Обрадованный встречей с другом, Энгуль повел его обедать к Мео, это место в последнее время считалось очень модным. Вот уже больше года этот кулинар в отставке, служивший ранее у герцога Орлеанского, держал «ресторан» на улице Бонзанфан в шикарной гостинице, расположенной в доме, который когда-то был выстроен для маркиза Аржансона с ошеломляющим великолепием: изумительная архитектура и внутреннее убранство, позолоченные карнизы, гостиная украшена зеркалами, в столовой – кариатиды, потолок расписан кистью Койпэля на мифологические сюжеты. Все было изысканно и утонченно. Поговаривали, что в одном из маленьких салонов у Мео есть ванна, которую можно наполнить шампанским и купаться там в компании приятных особ, очень искусных в умении делать массаж, который «укрепляет вас наилучшим образом». Разумеется, и цены тут были соответствующие, но адвокат хотел щедро принять своего друга.

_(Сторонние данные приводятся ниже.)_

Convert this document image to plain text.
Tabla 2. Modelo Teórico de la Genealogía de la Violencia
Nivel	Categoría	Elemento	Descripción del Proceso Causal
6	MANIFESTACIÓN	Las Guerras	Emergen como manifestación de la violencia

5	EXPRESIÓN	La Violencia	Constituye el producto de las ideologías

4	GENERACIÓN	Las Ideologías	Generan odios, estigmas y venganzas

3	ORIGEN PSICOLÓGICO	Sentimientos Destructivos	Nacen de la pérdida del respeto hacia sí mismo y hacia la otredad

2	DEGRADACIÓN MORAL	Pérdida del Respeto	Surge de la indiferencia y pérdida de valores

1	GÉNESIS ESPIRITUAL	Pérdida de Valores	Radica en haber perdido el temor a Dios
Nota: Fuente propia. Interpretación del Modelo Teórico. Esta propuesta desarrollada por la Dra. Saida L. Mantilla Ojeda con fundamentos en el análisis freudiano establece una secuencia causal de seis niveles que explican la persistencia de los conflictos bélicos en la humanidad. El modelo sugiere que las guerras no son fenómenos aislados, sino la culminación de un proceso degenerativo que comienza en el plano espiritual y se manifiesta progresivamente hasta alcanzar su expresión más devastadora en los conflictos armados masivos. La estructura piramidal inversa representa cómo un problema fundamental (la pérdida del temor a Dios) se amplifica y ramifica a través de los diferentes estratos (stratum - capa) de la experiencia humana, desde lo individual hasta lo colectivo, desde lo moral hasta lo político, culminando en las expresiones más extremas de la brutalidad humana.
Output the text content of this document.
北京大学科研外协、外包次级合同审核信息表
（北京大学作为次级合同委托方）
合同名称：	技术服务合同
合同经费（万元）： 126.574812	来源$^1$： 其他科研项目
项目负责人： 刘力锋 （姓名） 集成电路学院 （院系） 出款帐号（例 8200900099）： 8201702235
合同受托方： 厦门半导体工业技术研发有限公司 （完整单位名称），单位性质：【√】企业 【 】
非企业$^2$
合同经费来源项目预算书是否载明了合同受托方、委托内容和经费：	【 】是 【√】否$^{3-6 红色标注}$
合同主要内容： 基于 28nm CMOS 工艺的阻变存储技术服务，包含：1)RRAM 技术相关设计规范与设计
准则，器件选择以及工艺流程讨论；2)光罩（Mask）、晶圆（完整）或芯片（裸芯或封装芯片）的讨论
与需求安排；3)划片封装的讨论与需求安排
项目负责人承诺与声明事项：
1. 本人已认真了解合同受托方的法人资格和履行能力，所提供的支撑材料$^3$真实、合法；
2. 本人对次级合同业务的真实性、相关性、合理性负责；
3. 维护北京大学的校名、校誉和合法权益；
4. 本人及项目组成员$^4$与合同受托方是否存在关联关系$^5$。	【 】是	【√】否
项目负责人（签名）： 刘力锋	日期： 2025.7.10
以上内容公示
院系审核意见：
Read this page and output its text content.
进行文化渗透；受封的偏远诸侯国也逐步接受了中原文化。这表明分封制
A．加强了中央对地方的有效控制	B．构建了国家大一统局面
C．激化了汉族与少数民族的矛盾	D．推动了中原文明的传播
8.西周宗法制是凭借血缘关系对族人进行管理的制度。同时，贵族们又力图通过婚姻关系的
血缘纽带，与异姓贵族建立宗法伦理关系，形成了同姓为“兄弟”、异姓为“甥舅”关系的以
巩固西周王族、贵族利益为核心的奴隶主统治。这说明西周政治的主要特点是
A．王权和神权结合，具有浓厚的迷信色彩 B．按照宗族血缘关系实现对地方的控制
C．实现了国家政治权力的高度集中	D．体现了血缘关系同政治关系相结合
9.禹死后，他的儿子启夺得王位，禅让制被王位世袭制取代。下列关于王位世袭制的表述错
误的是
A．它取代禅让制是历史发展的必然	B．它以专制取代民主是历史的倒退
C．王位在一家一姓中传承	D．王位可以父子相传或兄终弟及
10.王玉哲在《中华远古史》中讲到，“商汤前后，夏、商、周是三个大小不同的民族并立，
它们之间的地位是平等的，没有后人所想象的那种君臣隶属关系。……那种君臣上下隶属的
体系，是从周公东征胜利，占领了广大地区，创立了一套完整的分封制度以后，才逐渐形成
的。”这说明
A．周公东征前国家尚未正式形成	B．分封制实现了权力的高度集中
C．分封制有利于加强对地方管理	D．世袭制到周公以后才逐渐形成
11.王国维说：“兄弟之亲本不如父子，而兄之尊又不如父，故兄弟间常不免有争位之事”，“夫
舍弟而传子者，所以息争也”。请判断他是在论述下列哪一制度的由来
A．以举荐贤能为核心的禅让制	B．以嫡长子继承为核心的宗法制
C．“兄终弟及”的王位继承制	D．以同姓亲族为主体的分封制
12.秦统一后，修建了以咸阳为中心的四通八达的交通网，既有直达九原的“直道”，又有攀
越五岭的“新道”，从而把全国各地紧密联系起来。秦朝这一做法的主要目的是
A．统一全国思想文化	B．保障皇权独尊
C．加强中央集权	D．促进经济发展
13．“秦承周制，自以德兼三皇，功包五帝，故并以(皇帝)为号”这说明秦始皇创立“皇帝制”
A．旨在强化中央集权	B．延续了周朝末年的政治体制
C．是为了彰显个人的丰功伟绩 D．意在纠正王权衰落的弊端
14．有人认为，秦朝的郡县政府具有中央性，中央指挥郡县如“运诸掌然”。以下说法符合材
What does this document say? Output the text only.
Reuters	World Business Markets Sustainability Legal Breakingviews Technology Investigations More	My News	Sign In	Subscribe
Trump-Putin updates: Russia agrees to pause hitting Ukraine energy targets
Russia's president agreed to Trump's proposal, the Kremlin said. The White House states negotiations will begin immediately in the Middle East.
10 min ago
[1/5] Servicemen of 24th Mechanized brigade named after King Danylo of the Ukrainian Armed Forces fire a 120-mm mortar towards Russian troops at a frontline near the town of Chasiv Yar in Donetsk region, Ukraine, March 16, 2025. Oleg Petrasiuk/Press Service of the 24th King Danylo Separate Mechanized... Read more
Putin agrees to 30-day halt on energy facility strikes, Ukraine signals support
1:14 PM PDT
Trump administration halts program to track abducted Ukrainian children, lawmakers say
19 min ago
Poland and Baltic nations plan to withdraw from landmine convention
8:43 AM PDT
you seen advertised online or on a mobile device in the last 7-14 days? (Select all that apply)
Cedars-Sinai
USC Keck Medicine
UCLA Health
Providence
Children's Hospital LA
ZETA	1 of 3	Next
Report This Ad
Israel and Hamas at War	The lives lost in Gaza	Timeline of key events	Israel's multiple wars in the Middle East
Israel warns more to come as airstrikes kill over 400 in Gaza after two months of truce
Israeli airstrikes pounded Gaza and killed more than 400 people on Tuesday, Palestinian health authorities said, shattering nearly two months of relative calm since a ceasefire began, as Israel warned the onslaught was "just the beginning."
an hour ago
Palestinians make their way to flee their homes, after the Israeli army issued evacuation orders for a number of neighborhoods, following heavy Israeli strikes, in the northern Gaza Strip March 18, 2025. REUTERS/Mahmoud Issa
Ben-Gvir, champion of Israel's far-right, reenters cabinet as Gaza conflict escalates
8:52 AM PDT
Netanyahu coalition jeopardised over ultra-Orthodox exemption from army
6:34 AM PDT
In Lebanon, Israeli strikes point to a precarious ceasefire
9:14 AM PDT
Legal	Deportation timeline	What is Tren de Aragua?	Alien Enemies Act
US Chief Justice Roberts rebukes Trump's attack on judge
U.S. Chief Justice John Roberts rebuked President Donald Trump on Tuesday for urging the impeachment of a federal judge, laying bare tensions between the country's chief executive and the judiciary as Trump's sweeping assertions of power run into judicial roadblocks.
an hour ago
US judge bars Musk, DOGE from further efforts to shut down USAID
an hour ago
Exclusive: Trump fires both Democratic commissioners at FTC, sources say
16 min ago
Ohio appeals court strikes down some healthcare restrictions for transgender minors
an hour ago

Среди сотни блюд, названия которых были написаны каллиграфическим почерком на бумаге в золоченой обложке, и дюжины вин из подвалов, вроде тех, что изображены на картинках Бовилье (должно быть, эти вина покупались на аукционе из погребов знатных сеньоров), Энгуль выискал самые изысканные, вроде фаршированного угря, например, и после этого пошел в атаку без промедления:
– Твой ответ на мое письмо не заставил себя ждать, – констатировал он с улыбкой полумесяцем, которая разошлась морщинами по всему лицу. – Должен ли я заключить из этого, что ты сделал свой выбор?
– Иначе я не был бы здесь!.. По правде говоря, я и сам не знаю, правильно ли я делаю, но я все время думал об этом, пока колесил по нескончаемым дорогам в почтовой карете.
– Ну и как? Ты задал своей жене кое-какие вопросы?
– Да. Она не стала ничего отрицать. Мы решили расстаться… может быть, слишком быстро, но сейчас важно не это. Важнее – Мари. Видел ли ты ее после того, как написал мне?
– Только мельком! Как я и писал тебе, я не могу взять на себя право вмешиваться и беспокоить ее в том состоянии, в котором она сейчас пребывает. Она до сих пор считает тебя умершим…
– Где она живет?
– Недалеко отсюда: улица Святой Анны… которую только что переименовали в улицу, Гельвеция, – небожители больше не популярны. Она снимает номер в маленькой гостинице и живёт там вместе со своей подругой-англичанкой мисс Хелен Вильямс. Она молодая поэтесса, воспылавшая страстью к нашей революции. Милая девушка, кстати, но на мой вкус – слишком экзальтированная. Она тесно связана с Жирондой и является ближайшей подругой знаменитой мадам Ролан…
Кровь прилила к лицу Гийома, он покраснел от охватившего его волнения:
– Мне совершенно безразличны все парижские знаменитости! Как ты думаешь, удобно ли будет сегодня вечером зайти в этот дом?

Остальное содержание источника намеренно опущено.